Another example: Ringgold’s The French Collection Part I (1989-91) tells a story, serialized in pictures and text across eight quilts, of Willia Marie Simone who, in the 1920s, travels to Paris to become an artist, marries a wealthy white man, has two children, and becomes part of the Parisian avant-garde, painting a gathering of feminists at Giverny (including a nude Picasso in a pose that quotes Edouard Manet’s Dejeuner sur l’herbe), modeling for Matisse and Picasso (as an addition to the latter’s Demoiselles D’Avignon), and piecing a quilt of sunflowers in Arles with female icons from the history of Black American liberation – Harriet Tubman, Sojourner Truth, Ida Wells, and others – while Van Gogh looks on.

When looking at and reading these works, one can be sure that Willia Marie’s identity as a Black American woman is central to the series, but it’s an identity that is often at odds with her sense of herself as an artist, her desire to “paint something that will inspire – liberate!” Yet in her otherwise illuminating essay on The French Collection, Michele Wallace writes that here “Faith rearranges history and location to include people, places, and events that did not and could not have shared the same context, to underscore the relevance of race and gender to her project.”
Forgive me, because here I know I am about to argue against the writer and thinker who has an indisputable claim to knowing Ringgold best – her daughter! – but it does not hold for me that Ringgold’s inventive foldings of time and place, her imagined encounters between historical and fictional figures, are meant to “underscore the relevance of race and gender.” If these moves underscore anything it is the project of liberation, of freedom, which in Ringgold’s project is synonymous with art and entails, crucially, what one is willing to sacrifice for it.
It cannot be of only passing significance that in the final quilt of the series, On the Beach in St. Tropez, we see Willia Marie settled comfortably in a breezy vacation scene, but also learn that she had long ago sent her children to be raised by her sister in Georgia. As Willia Marie says in the second quilt of the series: “I want to live a life of making art, not babies and dinner and beds.”

Recall now that this is the 1920s, and dwell on this for a moment: In order to pursue her art, and her self-fulfillment as an artist, which, in the story, is never fully achieved, is always ambivalently asserted, Willia Marie sends her children to come of age in Georgia, in the heart of Jim Crow America, in a stronghold of the KKK. If race and gender are relevant, then they are only relevant insofar as they serve to illustrate the depths of the sacrifice that one must make for one’s freedom, for one’s art.
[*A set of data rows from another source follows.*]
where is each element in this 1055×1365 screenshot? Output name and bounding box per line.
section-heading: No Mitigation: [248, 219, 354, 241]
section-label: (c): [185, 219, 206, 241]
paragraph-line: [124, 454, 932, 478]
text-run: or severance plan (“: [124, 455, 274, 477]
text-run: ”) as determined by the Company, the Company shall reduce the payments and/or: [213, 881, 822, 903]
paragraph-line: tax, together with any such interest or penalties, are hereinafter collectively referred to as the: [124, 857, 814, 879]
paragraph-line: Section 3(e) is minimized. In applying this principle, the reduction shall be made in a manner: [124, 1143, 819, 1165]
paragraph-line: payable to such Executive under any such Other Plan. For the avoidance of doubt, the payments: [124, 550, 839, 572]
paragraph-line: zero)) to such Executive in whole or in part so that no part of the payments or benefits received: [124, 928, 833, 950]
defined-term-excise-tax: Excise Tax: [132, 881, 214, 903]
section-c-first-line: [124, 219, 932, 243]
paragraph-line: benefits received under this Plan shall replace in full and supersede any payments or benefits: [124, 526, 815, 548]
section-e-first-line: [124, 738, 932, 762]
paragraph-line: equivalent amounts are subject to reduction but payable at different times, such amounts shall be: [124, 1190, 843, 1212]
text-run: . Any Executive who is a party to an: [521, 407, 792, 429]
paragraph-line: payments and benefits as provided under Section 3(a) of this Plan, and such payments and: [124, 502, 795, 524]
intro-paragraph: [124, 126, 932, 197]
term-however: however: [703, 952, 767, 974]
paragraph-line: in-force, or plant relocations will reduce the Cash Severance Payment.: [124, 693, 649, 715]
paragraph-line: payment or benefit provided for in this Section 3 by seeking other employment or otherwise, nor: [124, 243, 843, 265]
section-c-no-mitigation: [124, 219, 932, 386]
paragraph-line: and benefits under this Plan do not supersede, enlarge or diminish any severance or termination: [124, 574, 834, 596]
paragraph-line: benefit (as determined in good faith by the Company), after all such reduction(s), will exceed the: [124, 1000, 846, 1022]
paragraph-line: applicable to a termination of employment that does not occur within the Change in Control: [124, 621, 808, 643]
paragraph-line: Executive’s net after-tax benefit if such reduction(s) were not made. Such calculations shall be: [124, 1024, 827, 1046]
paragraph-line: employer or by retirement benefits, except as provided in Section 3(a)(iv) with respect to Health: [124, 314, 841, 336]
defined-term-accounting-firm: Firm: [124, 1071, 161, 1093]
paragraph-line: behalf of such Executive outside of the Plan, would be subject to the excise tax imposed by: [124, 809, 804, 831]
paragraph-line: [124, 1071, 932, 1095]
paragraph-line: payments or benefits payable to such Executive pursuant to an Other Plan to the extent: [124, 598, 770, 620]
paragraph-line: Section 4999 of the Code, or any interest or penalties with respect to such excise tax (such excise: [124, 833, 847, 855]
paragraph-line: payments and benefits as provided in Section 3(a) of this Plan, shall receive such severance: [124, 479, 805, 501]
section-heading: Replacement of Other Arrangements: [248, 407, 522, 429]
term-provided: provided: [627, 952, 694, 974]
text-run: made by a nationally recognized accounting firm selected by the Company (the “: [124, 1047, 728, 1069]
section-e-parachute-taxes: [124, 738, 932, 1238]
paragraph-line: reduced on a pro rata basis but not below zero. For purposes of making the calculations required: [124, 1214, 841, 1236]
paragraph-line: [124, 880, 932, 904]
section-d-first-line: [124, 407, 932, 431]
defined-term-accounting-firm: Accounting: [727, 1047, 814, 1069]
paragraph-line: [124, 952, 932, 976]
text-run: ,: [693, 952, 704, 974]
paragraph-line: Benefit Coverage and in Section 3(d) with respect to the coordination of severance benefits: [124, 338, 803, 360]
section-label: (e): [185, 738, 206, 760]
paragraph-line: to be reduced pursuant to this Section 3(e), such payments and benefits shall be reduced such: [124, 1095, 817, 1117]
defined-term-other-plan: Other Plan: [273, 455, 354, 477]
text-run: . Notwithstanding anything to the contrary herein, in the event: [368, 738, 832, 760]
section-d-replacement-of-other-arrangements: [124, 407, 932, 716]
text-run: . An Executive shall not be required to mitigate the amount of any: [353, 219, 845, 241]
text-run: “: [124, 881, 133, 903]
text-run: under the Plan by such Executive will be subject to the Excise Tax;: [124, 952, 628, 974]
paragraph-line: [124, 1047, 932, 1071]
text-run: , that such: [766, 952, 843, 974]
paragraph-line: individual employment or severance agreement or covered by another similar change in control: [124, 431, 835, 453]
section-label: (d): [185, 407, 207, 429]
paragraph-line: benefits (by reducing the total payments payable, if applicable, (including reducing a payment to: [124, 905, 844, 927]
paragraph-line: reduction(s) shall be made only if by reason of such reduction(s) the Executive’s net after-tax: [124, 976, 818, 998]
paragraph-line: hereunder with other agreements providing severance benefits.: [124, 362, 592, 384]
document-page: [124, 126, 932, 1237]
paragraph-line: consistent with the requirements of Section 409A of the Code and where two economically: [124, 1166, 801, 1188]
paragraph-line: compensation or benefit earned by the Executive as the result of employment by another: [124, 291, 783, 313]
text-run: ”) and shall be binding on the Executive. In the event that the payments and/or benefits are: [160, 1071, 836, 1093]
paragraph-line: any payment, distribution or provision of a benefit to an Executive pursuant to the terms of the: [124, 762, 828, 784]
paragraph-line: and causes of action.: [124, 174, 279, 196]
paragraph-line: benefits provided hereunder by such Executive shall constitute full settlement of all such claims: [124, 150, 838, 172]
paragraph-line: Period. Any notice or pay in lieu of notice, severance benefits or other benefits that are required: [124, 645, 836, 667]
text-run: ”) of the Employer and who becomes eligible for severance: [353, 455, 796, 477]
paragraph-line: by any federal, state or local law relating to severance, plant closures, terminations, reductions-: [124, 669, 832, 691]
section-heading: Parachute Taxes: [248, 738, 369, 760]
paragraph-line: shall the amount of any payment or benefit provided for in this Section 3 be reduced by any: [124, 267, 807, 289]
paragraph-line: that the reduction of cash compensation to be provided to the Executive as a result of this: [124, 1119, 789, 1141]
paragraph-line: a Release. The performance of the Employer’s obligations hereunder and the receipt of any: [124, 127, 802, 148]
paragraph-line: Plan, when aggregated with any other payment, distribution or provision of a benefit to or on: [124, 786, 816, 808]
Race and gender are not the project. Freedom is.
Willia Marie’s story is fictional of course. No matter how loosely or strongly based on Ringgold, or Ringgold’s mother the character of Wilia Marie actually is, she is a character, an artifice, a vehicle, like the painting, like the quilting, through which Ringgold is making art and taking liberties – claiming liberty for herself. To make art is to be free, and freedom demands sacrifice, it demands commitment, it demands more than identity consciousness can hope to deliver. And as Ringgold makes abundantly clear, for American People, but not only for American People, the stakes are high.